There’s more to do than anyone might guess. Behind the scenes, Kristine and Alina are flooded with messages and calls from young people claiming to be friends of the victims—and who do not want to post.

“So now those people who are talking to us, all right, they’re not posting about that.

They don’t want the fame… They would private-message us and say they would talk to us.

They wanted somebody to talk to and they didn’t want to talk to police.

They didn’t want to talk to their other friends.

They wanted an adult to talk to, to just go through what they were going through.

They needed somebody to talk to. Literally, we were therapists.

We were a go-between, between police and the FBI.

We were Facebook starters. We were page starters. We were everything rolled into one.”

One person is watching all the Facebook chatter with more than idle interest.

On the other side of the country, Alivea Goncalves asks to join the page so she can monitor all of it from her parents’ house in Rathdrum.

She reads all the frenzied speculation blaming Jack DuCoeur.

She reads that people think Kaylee and Maddie had secret OnlyFans accounts.

She reads all the theories about Kaylee’s Range Rover, about how she afforded it.

She reads that people believe her dad, Steve, must be promoting something because he’s on TV so often.

She reads that there is a rift among the victims’ families.

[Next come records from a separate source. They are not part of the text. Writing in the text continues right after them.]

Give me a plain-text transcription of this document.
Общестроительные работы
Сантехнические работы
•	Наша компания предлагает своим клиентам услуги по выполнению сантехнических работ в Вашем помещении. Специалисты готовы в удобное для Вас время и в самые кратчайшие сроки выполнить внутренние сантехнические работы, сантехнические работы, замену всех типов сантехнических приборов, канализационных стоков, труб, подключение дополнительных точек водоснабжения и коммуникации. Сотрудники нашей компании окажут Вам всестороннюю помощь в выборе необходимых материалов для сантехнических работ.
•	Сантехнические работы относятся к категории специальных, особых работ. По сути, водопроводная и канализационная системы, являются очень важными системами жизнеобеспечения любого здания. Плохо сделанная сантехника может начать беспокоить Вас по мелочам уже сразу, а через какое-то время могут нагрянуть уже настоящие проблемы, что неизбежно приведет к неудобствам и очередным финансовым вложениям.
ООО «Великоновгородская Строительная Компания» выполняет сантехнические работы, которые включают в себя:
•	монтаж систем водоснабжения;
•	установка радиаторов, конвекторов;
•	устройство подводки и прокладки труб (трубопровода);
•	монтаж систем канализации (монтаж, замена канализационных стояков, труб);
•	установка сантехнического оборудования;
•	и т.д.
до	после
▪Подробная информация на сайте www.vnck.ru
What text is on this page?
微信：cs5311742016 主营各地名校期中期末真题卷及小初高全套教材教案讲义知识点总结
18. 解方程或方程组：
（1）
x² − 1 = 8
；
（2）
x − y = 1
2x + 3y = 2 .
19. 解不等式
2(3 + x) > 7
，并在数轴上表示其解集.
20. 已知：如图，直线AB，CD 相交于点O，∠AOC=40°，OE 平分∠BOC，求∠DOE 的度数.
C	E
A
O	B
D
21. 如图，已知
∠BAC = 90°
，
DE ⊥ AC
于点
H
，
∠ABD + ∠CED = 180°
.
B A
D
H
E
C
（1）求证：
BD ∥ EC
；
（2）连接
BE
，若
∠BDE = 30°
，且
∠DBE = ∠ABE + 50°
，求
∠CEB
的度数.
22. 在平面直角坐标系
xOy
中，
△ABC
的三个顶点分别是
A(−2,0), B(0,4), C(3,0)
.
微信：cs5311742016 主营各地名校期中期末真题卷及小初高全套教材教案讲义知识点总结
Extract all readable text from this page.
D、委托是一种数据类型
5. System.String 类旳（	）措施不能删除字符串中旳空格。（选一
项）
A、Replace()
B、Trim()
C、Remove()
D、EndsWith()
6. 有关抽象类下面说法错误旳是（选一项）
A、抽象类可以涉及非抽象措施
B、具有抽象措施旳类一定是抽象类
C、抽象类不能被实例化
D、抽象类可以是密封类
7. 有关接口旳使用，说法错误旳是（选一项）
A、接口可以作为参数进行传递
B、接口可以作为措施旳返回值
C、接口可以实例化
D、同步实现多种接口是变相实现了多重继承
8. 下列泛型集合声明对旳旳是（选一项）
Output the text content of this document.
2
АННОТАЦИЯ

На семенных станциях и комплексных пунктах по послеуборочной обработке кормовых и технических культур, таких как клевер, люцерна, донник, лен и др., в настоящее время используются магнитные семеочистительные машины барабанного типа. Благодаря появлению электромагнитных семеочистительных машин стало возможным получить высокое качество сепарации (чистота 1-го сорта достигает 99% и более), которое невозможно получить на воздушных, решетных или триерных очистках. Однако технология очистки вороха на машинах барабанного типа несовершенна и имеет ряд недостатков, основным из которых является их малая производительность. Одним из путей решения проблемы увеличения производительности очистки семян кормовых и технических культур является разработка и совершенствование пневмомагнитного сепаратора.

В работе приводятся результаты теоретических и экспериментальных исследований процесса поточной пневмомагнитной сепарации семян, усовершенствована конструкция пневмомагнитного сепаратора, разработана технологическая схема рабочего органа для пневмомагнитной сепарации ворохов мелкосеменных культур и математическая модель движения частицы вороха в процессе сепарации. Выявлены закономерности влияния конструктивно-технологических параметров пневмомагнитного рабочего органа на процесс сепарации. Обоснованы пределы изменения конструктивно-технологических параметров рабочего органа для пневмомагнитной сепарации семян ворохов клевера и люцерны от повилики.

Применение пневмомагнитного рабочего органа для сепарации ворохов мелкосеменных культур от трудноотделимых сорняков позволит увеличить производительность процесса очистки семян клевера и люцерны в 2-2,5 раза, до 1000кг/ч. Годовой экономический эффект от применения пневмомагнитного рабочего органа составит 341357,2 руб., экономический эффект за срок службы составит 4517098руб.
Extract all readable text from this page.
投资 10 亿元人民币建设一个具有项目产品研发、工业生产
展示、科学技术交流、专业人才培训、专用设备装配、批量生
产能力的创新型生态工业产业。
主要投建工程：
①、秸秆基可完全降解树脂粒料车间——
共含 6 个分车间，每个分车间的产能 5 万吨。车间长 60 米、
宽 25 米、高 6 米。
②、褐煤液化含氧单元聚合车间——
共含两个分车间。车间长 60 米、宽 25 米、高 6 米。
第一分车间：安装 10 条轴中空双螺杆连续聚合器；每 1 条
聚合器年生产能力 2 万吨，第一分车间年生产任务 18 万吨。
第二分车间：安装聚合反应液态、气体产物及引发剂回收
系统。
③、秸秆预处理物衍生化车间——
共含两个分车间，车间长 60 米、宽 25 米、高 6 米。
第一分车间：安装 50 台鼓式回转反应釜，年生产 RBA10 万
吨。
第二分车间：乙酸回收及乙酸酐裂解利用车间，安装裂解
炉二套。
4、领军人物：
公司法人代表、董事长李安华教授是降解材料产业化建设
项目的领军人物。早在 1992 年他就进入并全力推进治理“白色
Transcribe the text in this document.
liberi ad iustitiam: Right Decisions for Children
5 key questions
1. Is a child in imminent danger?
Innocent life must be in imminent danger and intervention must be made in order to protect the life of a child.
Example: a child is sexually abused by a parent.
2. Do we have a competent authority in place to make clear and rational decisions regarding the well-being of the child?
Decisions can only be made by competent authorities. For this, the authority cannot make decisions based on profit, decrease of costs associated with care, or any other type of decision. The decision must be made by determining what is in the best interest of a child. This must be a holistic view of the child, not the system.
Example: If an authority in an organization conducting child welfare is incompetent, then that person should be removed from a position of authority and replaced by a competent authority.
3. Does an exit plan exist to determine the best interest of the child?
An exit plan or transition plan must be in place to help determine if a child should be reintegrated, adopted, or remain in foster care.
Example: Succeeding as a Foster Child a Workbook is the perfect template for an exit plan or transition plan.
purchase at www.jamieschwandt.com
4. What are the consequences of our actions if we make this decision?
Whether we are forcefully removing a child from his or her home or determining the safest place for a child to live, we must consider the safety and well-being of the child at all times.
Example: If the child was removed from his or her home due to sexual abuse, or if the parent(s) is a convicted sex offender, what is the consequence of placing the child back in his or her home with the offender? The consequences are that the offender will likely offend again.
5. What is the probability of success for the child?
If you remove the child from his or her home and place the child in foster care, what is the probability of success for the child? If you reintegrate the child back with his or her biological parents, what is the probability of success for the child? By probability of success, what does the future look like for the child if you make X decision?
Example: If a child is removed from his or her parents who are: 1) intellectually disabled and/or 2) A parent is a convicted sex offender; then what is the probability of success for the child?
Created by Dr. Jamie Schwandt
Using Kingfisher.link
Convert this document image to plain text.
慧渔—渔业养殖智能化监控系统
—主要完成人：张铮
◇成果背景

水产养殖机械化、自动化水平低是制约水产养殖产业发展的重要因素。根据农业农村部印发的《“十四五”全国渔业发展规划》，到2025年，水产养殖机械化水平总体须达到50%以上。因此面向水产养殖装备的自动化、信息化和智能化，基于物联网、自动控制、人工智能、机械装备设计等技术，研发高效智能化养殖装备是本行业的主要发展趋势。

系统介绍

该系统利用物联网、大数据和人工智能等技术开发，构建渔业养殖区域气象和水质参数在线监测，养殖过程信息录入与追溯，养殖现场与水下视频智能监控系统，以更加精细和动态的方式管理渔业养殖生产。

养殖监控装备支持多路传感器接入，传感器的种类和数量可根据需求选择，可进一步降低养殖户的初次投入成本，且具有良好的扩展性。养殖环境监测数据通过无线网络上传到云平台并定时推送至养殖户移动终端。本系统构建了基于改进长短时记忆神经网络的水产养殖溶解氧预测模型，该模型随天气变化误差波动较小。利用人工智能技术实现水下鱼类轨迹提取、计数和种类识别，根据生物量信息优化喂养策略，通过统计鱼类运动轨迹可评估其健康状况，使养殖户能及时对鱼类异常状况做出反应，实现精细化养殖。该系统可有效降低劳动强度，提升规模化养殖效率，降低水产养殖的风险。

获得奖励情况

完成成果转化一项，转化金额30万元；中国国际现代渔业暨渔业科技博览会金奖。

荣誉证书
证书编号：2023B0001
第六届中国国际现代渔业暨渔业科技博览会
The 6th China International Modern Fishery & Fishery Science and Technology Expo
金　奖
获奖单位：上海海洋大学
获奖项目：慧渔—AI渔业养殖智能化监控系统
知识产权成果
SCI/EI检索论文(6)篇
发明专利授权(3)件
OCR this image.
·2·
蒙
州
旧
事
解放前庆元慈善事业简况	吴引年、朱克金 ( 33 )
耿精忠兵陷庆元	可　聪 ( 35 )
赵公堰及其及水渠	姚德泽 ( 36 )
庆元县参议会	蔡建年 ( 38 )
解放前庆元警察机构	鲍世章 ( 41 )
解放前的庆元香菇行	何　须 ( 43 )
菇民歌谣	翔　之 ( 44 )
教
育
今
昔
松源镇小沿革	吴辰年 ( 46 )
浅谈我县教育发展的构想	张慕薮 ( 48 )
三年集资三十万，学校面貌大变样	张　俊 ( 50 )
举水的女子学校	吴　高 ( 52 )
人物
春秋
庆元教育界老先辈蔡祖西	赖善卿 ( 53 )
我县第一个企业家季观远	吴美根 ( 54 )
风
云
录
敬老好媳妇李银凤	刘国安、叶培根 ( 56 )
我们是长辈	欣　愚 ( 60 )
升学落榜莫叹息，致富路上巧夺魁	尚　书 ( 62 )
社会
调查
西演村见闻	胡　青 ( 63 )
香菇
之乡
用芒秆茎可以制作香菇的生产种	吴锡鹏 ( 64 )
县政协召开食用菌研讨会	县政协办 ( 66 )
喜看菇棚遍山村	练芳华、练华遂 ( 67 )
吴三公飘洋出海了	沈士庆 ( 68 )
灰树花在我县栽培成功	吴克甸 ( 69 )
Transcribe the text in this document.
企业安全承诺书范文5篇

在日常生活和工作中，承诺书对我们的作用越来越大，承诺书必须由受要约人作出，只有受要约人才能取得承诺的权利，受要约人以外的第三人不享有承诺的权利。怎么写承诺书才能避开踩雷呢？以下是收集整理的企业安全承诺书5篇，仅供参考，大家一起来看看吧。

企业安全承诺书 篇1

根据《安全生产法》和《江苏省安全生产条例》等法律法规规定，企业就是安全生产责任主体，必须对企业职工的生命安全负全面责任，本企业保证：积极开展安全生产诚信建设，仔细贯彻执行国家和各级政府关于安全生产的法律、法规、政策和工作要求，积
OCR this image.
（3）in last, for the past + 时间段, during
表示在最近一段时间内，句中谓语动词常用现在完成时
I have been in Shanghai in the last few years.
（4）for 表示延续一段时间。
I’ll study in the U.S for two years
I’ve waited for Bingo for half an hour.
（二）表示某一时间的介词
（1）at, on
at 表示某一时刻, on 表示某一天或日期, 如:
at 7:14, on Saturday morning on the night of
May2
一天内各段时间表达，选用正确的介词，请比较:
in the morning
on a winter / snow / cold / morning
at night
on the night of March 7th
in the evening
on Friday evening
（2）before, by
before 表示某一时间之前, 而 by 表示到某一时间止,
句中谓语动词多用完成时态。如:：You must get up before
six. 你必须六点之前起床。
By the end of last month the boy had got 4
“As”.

Even though it doesn’t seem terribly effective, she appreciates the firm hand that Kristine and Alina try to take as administrators: STOP the name calling, STOP the belittling , they wrote in a post to their tens of thousands of members on December 3.

!!This is a space to discuss and theorize NOT attack other members!! !!You will NOT agree with everyone and most likely will not change their mind so politely disagree or MOVE ON!! We will no longer warn you. You will simply be removed.

As Alivea reads and reads, an idea starts to form in her mind.

This page could be a great resource. A great place to ask people for tips. A great place to send videos. And a great place to start setting the record straight.